Random observations about the feature:

- It can be a pool-wide thing. I think it is acceptable to clone a block
from another dataset with a different compression, checksum, copies or
recordsize. It is not ok to clone a block between encrypted and
unencrypted datasets. It is ok to clone a block between two encrypted
datasets, but only if they share the same encryption key.

- It can be always enabled - if unused, BRT is empty, so there should be
no performance impact. Optional toggle would only be useful to control
the use of this feature by the users.

- It should affect neither write nor read performance. It may affect
block freeing performance (so also overwriting) as we need to consult
BRT on every level-0 plain-file-contents block free.

- If we would have a toggle to turn it on or off for selected datasets,
we could have a bit in BP (similar to dedup) to hint that we should
consult BRT on free.

- The performance impact above should be much lower than DDT even for
large BRT as BRT entry is very small and entries can be sorted properly
(eg. by vdev/offset instead of being random like dedup hashes).

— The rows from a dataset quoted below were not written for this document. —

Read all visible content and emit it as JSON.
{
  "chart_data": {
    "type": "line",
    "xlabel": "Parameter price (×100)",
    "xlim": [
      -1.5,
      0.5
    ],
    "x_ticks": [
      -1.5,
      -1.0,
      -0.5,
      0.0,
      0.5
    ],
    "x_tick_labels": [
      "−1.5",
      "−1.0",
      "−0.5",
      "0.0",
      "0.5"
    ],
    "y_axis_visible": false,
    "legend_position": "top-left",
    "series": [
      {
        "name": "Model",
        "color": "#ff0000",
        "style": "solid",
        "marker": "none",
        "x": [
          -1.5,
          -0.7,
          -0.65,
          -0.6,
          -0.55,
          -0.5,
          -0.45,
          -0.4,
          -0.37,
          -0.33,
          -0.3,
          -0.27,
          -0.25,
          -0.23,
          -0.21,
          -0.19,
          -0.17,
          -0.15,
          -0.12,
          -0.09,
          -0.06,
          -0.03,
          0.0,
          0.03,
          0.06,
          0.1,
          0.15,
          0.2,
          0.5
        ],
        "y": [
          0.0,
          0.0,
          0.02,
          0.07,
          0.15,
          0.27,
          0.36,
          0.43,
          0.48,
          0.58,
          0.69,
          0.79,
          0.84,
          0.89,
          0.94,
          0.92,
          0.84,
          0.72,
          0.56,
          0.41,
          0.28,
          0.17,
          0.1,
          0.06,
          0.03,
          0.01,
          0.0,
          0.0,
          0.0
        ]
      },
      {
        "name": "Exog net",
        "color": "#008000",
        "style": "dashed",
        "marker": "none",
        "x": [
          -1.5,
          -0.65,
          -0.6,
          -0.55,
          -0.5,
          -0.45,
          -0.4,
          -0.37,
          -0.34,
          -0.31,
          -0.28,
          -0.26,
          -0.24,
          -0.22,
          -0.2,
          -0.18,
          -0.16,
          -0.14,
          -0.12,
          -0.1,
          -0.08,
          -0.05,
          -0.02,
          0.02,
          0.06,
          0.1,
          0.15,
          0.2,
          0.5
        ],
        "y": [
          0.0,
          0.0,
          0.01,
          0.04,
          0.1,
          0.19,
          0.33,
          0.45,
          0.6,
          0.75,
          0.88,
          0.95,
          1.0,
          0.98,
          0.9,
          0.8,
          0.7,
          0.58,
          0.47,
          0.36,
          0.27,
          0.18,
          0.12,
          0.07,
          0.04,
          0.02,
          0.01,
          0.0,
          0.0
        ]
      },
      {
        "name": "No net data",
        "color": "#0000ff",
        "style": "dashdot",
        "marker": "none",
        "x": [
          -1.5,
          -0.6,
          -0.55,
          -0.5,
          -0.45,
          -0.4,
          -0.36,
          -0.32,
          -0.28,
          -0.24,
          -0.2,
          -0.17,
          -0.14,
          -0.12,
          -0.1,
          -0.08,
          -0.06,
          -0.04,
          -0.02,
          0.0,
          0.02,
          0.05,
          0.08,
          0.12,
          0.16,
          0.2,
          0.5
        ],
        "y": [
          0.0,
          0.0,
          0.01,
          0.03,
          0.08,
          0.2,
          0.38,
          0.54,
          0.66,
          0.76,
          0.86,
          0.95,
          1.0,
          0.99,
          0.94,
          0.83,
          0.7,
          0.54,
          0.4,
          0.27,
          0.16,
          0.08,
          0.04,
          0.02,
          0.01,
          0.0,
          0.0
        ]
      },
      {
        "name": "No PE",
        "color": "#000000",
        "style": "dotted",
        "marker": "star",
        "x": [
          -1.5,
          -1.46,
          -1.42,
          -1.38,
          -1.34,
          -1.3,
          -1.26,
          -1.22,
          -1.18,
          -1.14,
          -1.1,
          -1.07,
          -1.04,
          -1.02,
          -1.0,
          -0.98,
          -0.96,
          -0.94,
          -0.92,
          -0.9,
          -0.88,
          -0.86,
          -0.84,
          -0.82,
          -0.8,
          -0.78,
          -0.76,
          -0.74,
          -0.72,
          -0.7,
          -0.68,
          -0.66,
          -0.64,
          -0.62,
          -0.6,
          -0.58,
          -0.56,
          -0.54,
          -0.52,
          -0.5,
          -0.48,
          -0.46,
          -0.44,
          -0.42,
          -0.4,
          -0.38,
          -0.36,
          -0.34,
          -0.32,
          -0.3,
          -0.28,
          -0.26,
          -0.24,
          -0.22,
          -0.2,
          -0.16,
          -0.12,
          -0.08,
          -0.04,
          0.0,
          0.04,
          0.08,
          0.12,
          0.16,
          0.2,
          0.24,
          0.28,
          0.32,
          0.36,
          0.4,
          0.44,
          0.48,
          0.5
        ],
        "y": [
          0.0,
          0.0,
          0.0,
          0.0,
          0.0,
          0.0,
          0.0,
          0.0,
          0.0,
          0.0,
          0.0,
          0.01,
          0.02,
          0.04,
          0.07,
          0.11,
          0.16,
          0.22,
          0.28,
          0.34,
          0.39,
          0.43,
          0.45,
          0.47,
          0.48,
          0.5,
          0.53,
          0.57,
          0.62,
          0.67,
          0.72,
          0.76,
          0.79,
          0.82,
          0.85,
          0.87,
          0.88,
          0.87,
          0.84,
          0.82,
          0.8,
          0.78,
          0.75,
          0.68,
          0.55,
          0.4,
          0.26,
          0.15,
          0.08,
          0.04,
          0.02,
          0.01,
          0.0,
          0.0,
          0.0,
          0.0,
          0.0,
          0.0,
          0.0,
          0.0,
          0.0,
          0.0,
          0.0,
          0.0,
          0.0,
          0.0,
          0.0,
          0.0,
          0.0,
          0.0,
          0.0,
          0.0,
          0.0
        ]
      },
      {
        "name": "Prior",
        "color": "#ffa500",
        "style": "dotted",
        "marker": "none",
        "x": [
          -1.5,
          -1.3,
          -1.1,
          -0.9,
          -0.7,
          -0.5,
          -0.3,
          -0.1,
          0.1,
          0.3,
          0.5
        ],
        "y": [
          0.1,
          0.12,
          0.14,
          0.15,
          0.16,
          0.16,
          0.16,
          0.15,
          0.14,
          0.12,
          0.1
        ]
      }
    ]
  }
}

- BRT entry may contain only VDEV id and offset, because when we clone
the block we have to provide source BP anyway, which contains all the
properties.

- Currently I don't see a way to make those block references survive
send/recv. It is similar to dedup, but dedup can reconstruct referenced
on receive based on hashes. Here would need to have some kind of magic
mapping between source BP and destination BP.

- Maybe it is obvious, but let me mention, that this will only work for
level-0 plain-file-contents blocks, just like dedup, so all indirect
blocks still have to be allocated.

Some potential use cases:

- Quick cloning of big files (eg. VM images) - obvious one.

- Recovering accidentally deleted files from a snapshot (without the
need of rollback/clone or copying, which takes additional space).

- Moving files between datasets.

- This should work even within a single file, so imaging creating a
space at the beginning of a file (in recordsize increments, though).

I started the implementation already, but this is hobby project for me,
so don't expect very fast pace.

Your comments and thoughts are greatly appreciated.